Enfin, Zlatan Ibrahimovic. L’ancien parisien a animé les foules pendant ses quatre années passées dans la capitale. Il a agité la France durant son escale parisienne, aussi bien sur le terrain qu’en dehors. S’il était connu pour ses record de buts, le géant suédois l’était aussi pour ses déclarations provocatrices. Beaucoup se rappellent du fameux « France, pays de merde », lâché un soir de défaite à Bordeaux, en Mars 2015.

Crédits : welovebuzz.com

« Regarde-moi ces lopettes ! »

Si les puristes du football le défendront comme un sport social, certains n’y verront qui triche et corruption. Si le milieu n’est pas le plus « pourri » par le dopage (officiellement du moins), il subit depuis quelques années des affaires de corruption. Citons ici Sepp Blatter et Michel Platini, respectivement ex-président de la FIFA et ancien joueur modèle de l’équipe de France, devenu président de l’UEFA, tout deux impliqués dans des affaires louches. Pas cool pour l’image du ballon rond que de voir ses deux représentants majeurs considérés comme des escrocs. Vous avez dit « politiciens » ?

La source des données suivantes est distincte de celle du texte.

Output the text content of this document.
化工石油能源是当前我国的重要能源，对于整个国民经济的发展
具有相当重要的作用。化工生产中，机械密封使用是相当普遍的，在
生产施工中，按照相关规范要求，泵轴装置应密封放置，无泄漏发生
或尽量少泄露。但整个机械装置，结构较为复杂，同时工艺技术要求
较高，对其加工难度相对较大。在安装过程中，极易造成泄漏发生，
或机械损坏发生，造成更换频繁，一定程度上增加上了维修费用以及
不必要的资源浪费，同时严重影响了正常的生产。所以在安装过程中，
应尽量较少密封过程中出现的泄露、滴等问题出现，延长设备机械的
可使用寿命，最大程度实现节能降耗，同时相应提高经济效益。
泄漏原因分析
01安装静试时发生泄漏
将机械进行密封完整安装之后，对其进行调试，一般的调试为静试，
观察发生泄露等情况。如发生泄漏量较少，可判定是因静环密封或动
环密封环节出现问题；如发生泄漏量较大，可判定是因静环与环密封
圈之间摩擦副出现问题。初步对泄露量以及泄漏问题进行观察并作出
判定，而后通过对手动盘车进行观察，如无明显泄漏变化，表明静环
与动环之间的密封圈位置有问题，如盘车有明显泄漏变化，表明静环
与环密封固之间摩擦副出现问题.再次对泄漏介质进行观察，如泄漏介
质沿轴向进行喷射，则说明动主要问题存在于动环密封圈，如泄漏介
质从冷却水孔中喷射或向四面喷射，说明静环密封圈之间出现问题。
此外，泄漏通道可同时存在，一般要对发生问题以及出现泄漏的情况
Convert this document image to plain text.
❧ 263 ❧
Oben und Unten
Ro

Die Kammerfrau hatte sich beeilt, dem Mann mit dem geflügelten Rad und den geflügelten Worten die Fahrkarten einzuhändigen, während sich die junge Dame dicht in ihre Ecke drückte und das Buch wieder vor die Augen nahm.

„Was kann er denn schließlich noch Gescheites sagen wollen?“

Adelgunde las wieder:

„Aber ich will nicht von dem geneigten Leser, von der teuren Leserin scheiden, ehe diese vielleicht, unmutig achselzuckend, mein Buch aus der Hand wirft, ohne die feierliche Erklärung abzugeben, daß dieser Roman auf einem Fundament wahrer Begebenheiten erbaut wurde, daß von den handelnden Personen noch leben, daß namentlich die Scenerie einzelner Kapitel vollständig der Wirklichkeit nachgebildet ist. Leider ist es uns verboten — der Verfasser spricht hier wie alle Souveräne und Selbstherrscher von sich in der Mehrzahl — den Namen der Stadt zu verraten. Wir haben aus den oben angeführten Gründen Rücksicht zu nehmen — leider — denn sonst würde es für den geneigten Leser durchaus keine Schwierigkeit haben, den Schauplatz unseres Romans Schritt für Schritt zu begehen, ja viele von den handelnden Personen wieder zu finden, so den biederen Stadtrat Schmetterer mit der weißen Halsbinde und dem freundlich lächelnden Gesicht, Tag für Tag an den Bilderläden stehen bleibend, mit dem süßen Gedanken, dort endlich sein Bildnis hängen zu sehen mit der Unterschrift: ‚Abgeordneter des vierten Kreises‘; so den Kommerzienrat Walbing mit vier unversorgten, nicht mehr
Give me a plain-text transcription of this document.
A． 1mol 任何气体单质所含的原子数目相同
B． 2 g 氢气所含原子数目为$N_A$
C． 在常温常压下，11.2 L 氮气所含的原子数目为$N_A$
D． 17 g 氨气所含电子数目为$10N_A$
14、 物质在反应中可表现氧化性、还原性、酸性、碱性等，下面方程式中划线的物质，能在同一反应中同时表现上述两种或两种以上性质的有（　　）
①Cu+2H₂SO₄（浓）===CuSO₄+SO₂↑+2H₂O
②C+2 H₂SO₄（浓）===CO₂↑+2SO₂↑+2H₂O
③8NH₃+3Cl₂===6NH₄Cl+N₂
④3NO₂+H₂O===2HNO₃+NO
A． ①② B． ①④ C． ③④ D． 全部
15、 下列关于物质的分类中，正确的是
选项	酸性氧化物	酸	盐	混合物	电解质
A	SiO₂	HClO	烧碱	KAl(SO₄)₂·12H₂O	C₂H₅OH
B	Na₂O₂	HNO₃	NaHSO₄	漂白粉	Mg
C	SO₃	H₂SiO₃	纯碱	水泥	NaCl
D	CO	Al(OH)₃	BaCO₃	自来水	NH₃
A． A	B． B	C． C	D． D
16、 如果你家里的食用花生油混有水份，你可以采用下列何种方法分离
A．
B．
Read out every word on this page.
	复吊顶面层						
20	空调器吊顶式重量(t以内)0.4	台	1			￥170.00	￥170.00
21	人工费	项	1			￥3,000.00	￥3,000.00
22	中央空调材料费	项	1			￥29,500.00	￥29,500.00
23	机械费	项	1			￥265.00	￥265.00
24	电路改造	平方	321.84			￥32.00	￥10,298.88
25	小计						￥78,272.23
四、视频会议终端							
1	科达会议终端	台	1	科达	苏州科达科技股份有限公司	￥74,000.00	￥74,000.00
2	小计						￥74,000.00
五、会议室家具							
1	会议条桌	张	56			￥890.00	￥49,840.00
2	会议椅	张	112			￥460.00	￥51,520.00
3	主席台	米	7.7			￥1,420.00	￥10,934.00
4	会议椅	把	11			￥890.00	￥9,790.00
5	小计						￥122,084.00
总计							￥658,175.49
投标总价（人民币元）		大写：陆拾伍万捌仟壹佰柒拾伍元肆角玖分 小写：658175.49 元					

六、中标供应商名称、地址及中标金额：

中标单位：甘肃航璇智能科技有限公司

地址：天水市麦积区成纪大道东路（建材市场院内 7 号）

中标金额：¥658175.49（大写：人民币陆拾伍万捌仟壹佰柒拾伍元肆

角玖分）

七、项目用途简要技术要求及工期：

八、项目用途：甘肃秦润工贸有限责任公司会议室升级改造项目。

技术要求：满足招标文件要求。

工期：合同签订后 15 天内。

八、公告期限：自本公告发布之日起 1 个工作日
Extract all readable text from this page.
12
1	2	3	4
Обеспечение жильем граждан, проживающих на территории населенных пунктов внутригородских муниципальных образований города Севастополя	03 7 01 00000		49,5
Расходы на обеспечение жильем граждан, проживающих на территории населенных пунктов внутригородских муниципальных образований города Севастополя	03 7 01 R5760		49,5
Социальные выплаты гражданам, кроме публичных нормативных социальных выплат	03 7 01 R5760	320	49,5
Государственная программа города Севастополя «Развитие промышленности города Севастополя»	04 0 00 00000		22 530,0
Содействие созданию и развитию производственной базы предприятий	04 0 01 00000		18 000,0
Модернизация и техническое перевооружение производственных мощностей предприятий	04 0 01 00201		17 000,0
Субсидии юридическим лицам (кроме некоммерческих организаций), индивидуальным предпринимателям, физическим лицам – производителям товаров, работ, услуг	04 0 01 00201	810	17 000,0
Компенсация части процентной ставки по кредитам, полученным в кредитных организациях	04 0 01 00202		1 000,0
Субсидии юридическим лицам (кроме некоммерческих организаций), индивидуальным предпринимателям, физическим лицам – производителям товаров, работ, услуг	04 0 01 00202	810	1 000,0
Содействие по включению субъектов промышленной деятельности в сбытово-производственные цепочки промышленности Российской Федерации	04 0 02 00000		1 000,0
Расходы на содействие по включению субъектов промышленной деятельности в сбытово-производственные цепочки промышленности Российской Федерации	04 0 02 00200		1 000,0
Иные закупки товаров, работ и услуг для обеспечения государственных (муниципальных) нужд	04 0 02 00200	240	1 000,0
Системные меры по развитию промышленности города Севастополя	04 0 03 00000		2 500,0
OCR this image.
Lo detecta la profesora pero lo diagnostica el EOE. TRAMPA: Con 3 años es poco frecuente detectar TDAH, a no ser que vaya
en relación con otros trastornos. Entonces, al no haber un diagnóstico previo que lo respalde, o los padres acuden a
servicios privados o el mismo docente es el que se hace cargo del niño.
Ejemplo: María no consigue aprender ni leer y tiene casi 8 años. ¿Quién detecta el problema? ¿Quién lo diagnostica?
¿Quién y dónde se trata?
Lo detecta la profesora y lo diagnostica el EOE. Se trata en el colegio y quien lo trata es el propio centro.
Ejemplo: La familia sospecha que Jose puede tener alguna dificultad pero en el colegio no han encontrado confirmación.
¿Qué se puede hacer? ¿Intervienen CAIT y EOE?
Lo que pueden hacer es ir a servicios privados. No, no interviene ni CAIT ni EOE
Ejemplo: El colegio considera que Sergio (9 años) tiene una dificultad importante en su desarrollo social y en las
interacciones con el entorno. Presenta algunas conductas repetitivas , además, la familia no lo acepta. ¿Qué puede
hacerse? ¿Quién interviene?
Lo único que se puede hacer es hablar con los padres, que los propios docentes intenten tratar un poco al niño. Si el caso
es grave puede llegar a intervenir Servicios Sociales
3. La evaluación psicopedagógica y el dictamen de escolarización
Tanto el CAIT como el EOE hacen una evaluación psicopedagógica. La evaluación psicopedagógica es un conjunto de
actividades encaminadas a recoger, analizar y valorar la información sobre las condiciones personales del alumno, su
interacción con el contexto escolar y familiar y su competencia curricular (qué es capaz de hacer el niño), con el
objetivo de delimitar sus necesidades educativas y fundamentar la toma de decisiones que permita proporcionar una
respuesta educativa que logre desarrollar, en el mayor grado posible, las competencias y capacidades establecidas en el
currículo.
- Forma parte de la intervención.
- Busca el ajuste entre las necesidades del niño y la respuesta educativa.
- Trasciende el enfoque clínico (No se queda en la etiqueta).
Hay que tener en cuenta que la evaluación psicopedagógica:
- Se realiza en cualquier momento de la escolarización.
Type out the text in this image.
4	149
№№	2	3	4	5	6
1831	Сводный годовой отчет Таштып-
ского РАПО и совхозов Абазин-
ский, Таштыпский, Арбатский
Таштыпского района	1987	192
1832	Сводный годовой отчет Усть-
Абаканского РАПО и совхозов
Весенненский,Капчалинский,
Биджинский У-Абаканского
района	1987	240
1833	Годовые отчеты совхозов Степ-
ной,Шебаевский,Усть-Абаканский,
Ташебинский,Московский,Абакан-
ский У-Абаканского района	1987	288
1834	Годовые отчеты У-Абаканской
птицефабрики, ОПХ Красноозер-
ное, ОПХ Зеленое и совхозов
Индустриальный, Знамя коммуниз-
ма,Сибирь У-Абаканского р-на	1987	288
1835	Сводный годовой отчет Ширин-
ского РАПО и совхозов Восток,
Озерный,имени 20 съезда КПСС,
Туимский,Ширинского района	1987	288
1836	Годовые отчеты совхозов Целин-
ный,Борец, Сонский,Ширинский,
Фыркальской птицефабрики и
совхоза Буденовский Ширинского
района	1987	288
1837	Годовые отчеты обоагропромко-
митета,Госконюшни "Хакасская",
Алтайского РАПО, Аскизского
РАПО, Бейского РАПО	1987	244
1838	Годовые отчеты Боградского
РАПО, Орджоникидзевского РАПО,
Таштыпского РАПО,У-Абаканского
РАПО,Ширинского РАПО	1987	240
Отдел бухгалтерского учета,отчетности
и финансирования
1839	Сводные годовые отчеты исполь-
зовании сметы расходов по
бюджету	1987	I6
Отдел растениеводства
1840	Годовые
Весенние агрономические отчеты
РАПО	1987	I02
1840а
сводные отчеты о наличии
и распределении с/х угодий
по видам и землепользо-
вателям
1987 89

A une échelle plus réduite, le club de Nîmes a commencé sa saison 2015-2016 avec huit points de moins à cause d’une sombre histoire de corruption. Enfin, dans le désordre, d’autres facteurs ternissent l’image du football : Les joueurs qui s’effondrent au moindre contact, ceux qui refusent de jouer et préfèrent se contenter de défendre en permanence, les boucher de terrain, les joueurs qui ne savent pas enchaîner trois mots ou qui se contentent de citer les mêmes phrases en boucle.

Et que dire de certaines légendes du football, construites sur de la triche : « La main de Dieu » de Diego Maradona en quart de finale de coupe du Monde 1986. La main de l’attaquant barcelonais Luis Suarez en quart de finale de coupe du Monde 2010, celle de Thierry Henry contre l’Irlande en 2009. Les puristes diront que ces faits ont créé la beauté du sport. Les autres que la vidéo se fait un peu trop attendre. Quoiqu’il en soit, le football reste le sport simple par excellence, et personne ne pourra enlever les moments incroyables véhiculés par ce sport. Pour peu qu’il prenne le temps de se soigner.